La rumeur de son expulsion du Sénégal, bien que fausse, montre à quel point il est indésirable pour une partie de l’opinion publique africaine. Ses détracteurs estiment qu’il est en sursis et que le continent finira par se débarrasser de lui comme on se débarrasse d’un parasite.
Les questions qui restent
Pourquoi un journaliste africain choisit-il de travailler pour des médias étrangers contre ses propres frères ? Pourquoi ne critique-t-il pas la France avec la même vigueur qu’il critique les États africains ? Pourquoi minimise-t-il les avancées des pays souverainistes ?
Ces questions, ses détracteurs les posent sans obtenir de réponses satisfaisantes.
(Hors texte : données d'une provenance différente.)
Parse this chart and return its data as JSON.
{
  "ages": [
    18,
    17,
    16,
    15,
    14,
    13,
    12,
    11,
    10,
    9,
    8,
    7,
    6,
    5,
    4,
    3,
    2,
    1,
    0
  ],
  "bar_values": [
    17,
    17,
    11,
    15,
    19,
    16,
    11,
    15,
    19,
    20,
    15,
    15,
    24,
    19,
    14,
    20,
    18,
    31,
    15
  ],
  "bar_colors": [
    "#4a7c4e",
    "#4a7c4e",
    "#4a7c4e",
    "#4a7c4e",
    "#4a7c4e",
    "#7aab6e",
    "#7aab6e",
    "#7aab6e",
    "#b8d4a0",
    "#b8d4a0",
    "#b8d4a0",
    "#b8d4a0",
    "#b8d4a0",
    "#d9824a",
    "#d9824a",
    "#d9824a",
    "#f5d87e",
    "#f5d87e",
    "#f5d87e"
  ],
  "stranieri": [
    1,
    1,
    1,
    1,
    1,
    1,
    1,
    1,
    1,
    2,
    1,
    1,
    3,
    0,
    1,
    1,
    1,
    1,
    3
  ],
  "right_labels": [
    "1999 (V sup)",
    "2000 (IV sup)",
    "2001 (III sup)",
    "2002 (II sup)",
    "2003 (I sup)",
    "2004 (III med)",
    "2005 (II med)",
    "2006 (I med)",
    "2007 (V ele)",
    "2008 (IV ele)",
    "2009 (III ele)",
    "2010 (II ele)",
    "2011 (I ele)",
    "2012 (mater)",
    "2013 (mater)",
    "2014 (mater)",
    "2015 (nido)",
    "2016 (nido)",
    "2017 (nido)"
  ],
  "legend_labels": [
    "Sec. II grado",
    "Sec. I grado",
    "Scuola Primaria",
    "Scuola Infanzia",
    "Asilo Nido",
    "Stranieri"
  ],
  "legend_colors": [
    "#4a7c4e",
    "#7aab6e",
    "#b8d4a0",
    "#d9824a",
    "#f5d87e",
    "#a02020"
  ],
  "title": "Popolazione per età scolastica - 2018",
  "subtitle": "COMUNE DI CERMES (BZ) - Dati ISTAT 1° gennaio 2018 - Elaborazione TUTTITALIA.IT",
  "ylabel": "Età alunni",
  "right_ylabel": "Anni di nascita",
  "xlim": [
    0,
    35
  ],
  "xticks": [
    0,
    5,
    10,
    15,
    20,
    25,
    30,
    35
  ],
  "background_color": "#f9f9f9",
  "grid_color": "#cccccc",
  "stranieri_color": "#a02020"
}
Et tant qu’il n’y répondra pas clairement, il restera pour eux un traître et un virus pour l’Afrique.
message à Serge
Serge Daniel, tu es prévenu. Les peuples africains ouvrent les yeux. Ils ne toléreront plus que des journalistes à la solde de l’étranger viennent leur dicter ce qu’ils doivent penser de leurs dirigeants et de leurs pays. Tu vas regretter tout ce que tu fais contre les Africains. La facture est en train de s’accumuler. Et elle sera lourde.